A humble version of Crème Crécy, but in a proud setting

View from the Louvre cafe, spiraling down the Pei pyramid into the heart of the old castle

View from the cafe, spiraling down the Pei pyramid into the heart of the old castle

Such a miserable day. Cold rain coming down in buckets. Clearly time to execute my fave rainy lunchtime activity: Dash to the metro at Place Concorde, jump up two stops on Line 1, and worm my way underground to the Carrousel entrance of the Louvre. I’ve got the Bronzes Français exhibit on my mind. But as I start up the escalator to the Richelieu wing, I’m assailed by a tantalyzing aroma …and spot a café just right there on the balcony. No harm in seeing what’s on the menu.

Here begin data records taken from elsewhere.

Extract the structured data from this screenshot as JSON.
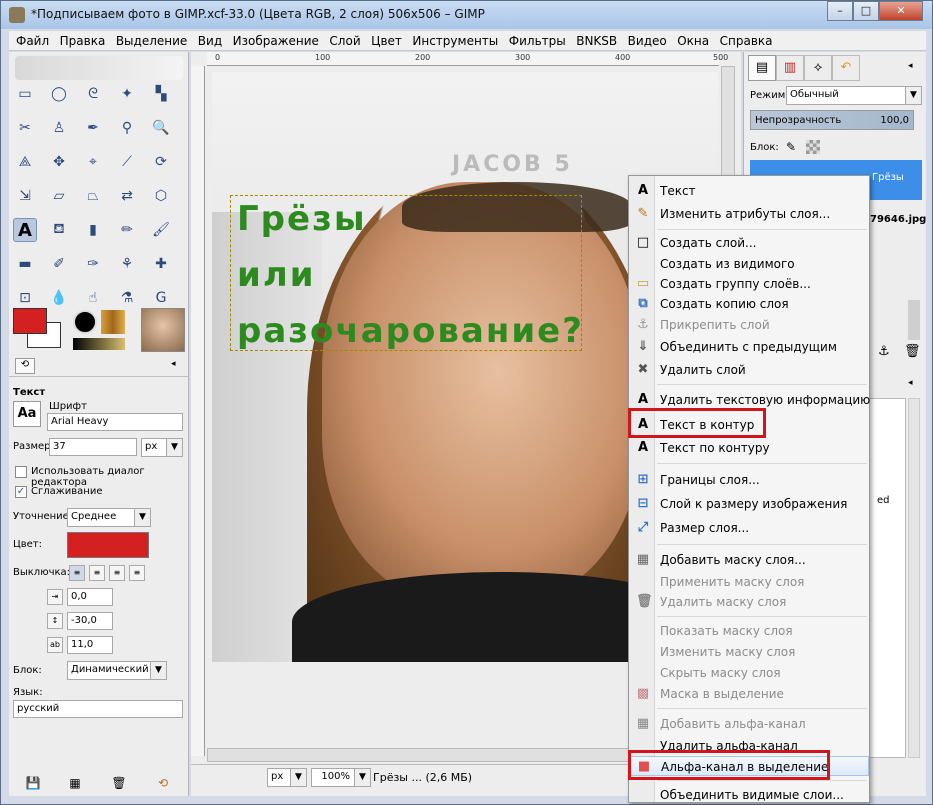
{
  "window": {
    "title": "*Подписываем фото в GIMP.xcf-33.0 (Цвета RGB, 2 слоя) 506x506 – GIMP",
    "min_label": "–",
    "max_label": "□",
    "close_label": "✕"
  },
  "menubar": [
    "Файл",
    "Правка",
    "Выделение",
    "Вид",
    "Изображение",
    "Слой",
    "Цвет",
    "Инструменты",
    "Фильтры",
    "BNKSB",
    "Видео",
    "Окна",
    "Справка"
  ],
  "tool_options": {
    "section": "Текст",
    "font_label": "Шрифт",
    "font_value": "Arial Heavy",
    "font_sample": "Aa",
    "size_label": "Размер:",
    "size_value": "37",
    "size_unit": "px",
    "use_editor_label": "Использовать диалог редактора",
    "antialias_label": "Сглаживание",
    "antialias_check": "✓",
    "hinting_label": "Уточнение:",
    "hinting_value": "Среднее",
    "color_label": "Цвет:",
    "color_value": "#d42020",
    "justify_label": "Выключка:",
    "indent_value": "0,0",
    "line_spacing_value": "-30,0",
    "letter_spacing_value": "11,0",
    "box_label": "Блок:",
    "box_value": "Динамический",
    "language_label": "Язык:",
    "language_value": "русский"
  },
  "canvas": {
    "ruler_marks": [
      "0",
      "100",
      "200",
      "300",
      "400",
      "500"
    ],
    "text_lines": [
      "Грёзы",
      "или",
      "разочарование?"
    ],
    "bg_text": "JACOB 5"
  },
  "statusbar": {
    "unit": "px",
    "zoom": "100%",
    "info": "Грёзы ... (2,6 МБ)"
  },
  "right_panel": {
    "mode_label": "Режим:",
    "mode_value": "Обычный",
    "opacity_label": "Непрозрачность",
    "opacity_value": "100,0",
    "lock_label": "Блок:",
    "layer1_name": "Грёзы",
    "layer2_name": "79646.jpg",
    "partial_text": "ed"
  },
  "context_menu": {
    "items": [
      {
        "label": "Текст",
        "icon": "A",
        "disabled": false
      },
      {
        "label": "Изменить атрибуты слоя...",
        "icon": "✎",
        "disabled": false
      },
      {
        "label": "Создать слой...",
        "icon": "□",
        "disabled": false
      },
      {
        "label": "Создать из видимого",
        "icon": "",
        "disabled": false
      },
      {
        "label": "Создать группу слоёв...",
        "icon": "▭",
        "disabled": false
      },
      {
        "label": "Создать копию слоя",
        "icon": "⧉",
        "disabled": false
      },
      {
        "label": "Прикрепить слой",
        "icon": "⚓",
        "disabled": true
      },
      {
        "label": "Объединить с предыдущим",
        "icon": "⇓",
        "disabled": false
      },
      {
        "label": "Удалить слой",
        "icon": "✖",
        "disabled": false
      },
      {
        "label": "Удалить текстовую информацию",
        "icon": "A",
        "disabled": false
      },
      {
        "label": "Текст в контур",
        "icon": "A",
        "disabled": false
      },
      {
        "label": "Текст по контуру",
        "icon": "A",
        "disabled": false
      },
      {
        "label": "Границы слоя...",
        "icon": "⊞",
        "disabled": false
      },
      {
        "label": "Слой к размеру изображения",
        "icon": "⊟",
        "disabled": false
      },
      {
        "label": "Размер слоя...",
        "icon": "⤢",
        "disabled": false
      },
      {
        "label": "Добавить маску слоя...",
        "icon": "▦",
        "disabled": false
      },
      {
        "label": "Применить маску слоя",
        "icon": "",
        "disabled": true
      },
      {
        "label": "Удалить маску слоя",
        "icon": "🗑",
        "disabled": true
      },
      {
        "label": "Показать маску слоя",
        "icon": "",
        "disabled": true
      },
      {
        "label": "Изменить маску слоя",
        "icon": "",
        "disabled": true
      },
      {
        "label": "Скрыть маску слоя",
        "icon": "",
        "disabled": true
      },
      {
        "label": "Маска в выделение",
        "icon": "▩",
        "disabled": true
      },
      {
        "label": "Добавить альфа-канал",
        "icon": "▦",
        "disabled": true
      },
      {
        "label": "Удалить альфа-канал",
        "icon": "",
        "disabled": false
      },
      {
        "label": "Альфа-канал в выделение",
        "icon": "■",
        "disabled": false
      },
      {
        "label": "Объединить видимые слои...",
        "icon": "",
        "disabled": false
      }
    ]
  },
  "colors": {
    "highlight": "#d0151b",
    "text_green": "#2d8a1e",
    "fg_color": "#d42020"
  }
}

Oh my, Bugs Bunny would be excited:  a steaming cauldron of Crème Crécy for 4,20 euro a shot. I can’t resist. There you see it–carrots times a thousand; piping hot; the first sip so sweet that you think the Louvre must surely be shopping at the local bio farm; a dash of white pepper, undersalted, tiny little sprigs of curly parsley. It’s exactly like so many French household soups: plain, pure, light, yet filling your belly and warming you up.

Carrots in France.  Totally interesting.  The French didn’t love them until well into the Middle Ages (originally from Afghanistan, they came in red, purple, black, yellow, and white varietals and weren’t hybridized to beta-carotene orange til the Dutch got their hands on them).  Then docs prescribed them for everything from sexual maladies to snakebite.  For good eyesight too, of course.  And the best ones were grown in Crécy, which famously gave the name to the classic carrot soup of France.  But Crécy-en-Ponthieu, the site of the English victory in 1346, up near Abbeville…or Crécy-en-Brie, to the east of Paris, in the cheese and sugar-beet district of the Marne?  I wouldn’t dream of chiming in on this enduring controversy.

But the fact is, this soup–evolving from purée to potage to crème–is eloquent, in its own way, and will definitely (according to my English grandmother) improve your eyesight. Why don’t you just drop everything and fly to Paris to take in both this humble purée AND the Louvre?

No? Well, it’s easy enough to put this soup on your table, wherever you are, and quickly, AND in a pumped up Escoffier version that is fabulous:

Crème Crécy for 4 people

2 Tablespoons butter
4 medium carrots, peeled and thinly sliced
1 onion, diced
4 cups chicken stock
1/2 cup rice
1 Tablespoon sugar (the sweetness!)
1 teaspoon salt
1 cup cream
salt and white pepper to taste
2 Tablespoons finely minced parsley
1 Tablespoon butter

In a large pot, melt the butter over medium low heat and toss in the carrots and onion. Cover and cook slowly for 15 minutes. Add the stock, rice, sugar, salt, and bring to a boil. Reduce heat and simmer for 45 minutes. Purée in a blender, add the cream and parsley, and return to a simmer. Season with salt and white pepper to taste. If you want a thinner soup, add hot water to taste. Simmer for 5 minutes then swirl in the butter. Ladle into bowls and top with a parsley leaf.

Bon appetit! And yes, despite what you read in the American press, the French ALWAYS say Bon Appetit before tucking in, and with a great twinkle in their eye, so happy to be eating a fine meal.